À cette ségrégation relative au contenu, dite “horizontale”, s’en ajoute une “verticale”, touchant la répartition des postes de direction des plateformes, où les femmes sont encore sous-représentées. Malgré l’émergence récente de plusieurs résultats similaires, « il reste difficile d’avoir un panorama complet dans un contexte d’opacité en termes de données » estime Emma Gauthier, notamment pour développer des solutions efficaces face à cette discrimination numérique.
« YouTube, c’est une école de rattrapage »
Vulgariser n’est pas enseigner, et pourtant. Dominique Pasquier, directrice de recherche au CNRS et spécialiste de la sociologie de la culture et des médias, étudie les nouvelles formes d’apprentissage s’opérant à l’aide des vidéos amateurs de vulgarisation des savoirs et savoir-faire. À la frontière entre sociologie et sciences de l’éducation, l’équipe du projet Apprendre par la Bande (Applab) analyse la production, la réception et les formats de ces vidéos à l’aide d’un ensemble de méthodes regroupant questionnaire, entretiens et observations.
De la vulgarisation scientifique pour compléter l’enseignement, au bricolage pour réparer son évier, les vidéos sur les plateformes viennent bousculer la forme scolaire classique de l’apprentissage, « qui privilégie l’écrit, entraîne la séparation de l’écolier par rapport à la vie adulte, ainsi que du savoir par rapport au faire »2. Elles offrent une mise à disponibilité permanente des savoirs qui, fondée sur une variabilité des formats, rompt avec la séquence normée de l’heure de cours dans une salle de classe.
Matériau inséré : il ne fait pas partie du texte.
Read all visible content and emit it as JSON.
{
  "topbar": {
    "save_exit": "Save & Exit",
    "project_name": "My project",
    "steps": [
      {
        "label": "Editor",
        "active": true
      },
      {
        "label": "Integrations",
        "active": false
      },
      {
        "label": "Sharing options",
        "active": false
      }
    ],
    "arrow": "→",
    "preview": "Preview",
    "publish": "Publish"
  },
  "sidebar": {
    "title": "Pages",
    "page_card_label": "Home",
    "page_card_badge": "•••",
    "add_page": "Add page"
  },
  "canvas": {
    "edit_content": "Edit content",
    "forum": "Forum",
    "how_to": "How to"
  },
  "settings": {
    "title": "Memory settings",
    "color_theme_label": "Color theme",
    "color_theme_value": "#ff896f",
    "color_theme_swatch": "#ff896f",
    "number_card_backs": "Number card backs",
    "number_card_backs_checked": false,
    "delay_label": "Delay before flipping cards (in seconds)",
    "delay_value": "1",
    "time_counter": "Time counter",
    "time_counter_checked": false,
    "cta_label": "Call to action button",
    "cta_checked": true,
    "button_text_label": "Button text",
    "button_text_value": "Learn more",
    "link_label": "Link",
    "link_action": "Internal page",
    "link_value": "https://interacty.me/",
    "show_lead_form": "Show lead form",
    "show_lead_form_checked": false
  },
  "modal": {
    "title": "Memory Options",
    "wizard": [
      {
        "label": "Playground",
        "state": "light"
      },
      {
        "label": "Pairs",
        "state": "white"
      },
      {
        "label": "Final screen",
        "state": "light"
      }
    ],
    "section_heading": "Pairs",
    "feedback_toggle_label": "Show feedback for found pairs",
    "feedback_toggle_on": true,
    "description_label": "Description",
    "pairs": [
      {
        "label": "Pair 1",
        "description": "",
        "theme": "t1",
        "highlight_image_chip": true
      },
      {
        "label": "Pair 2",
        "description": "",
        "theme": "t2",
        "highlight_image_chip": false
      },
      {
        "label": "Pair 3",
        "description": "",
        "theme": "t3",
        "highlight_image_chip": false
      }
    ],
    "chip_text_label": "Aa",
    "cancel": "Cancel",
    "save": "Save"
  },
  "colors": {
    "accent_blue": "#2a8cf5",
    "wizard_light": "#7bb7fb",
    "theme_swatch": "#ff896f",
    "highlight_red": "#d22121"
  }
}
Elles opèrent ainsi un déplacement des règles générales et des savoirs normés enseignés dans des filières standardisées, en proposant des apprentissages fondés sur des cadrages personnalisés et des communautés de pratique.
C’est cette souplesse qui permettrait aux vidéos de « suppléer ce qui manque à l’école » selon Dominique Pasquier, en particulier pour des individus souffrant des conditions de leur scolarité, et qui les regardent loin des classes surchargées et bruyantes, chez eux. Mais la frontière reste encore trop étanche entre la culture numérique des élèves et la culture scolaire des enseignants, alors que l’apprentissage par les vidéos est présenté par les élèves comme un moyen efficace de se concentrer. Bien qu’Internet soit souvent décrit comme un univers de dispersion par les enseignants, une vraie réflexion est à mener pour intégrer ces nouvelles formes d’apprentissage de manière contrôlée.
Nicolas Giroux
1 Ces derniers ont donné lieu à la publication de l’ouvrage Scène de la vie culturelle. YouTube, une communauté de créateurs (en collaboration avec Joëlle Farchy).
2 Vincent, G., Courtebras, B. & Reuter, Y. (2012). La forme scolaire : débats et mises au point: Entretien de Guy Vincent avec Bernard Courtebras et Yves Reuter. Recherches en didactiques, 13, 109-135.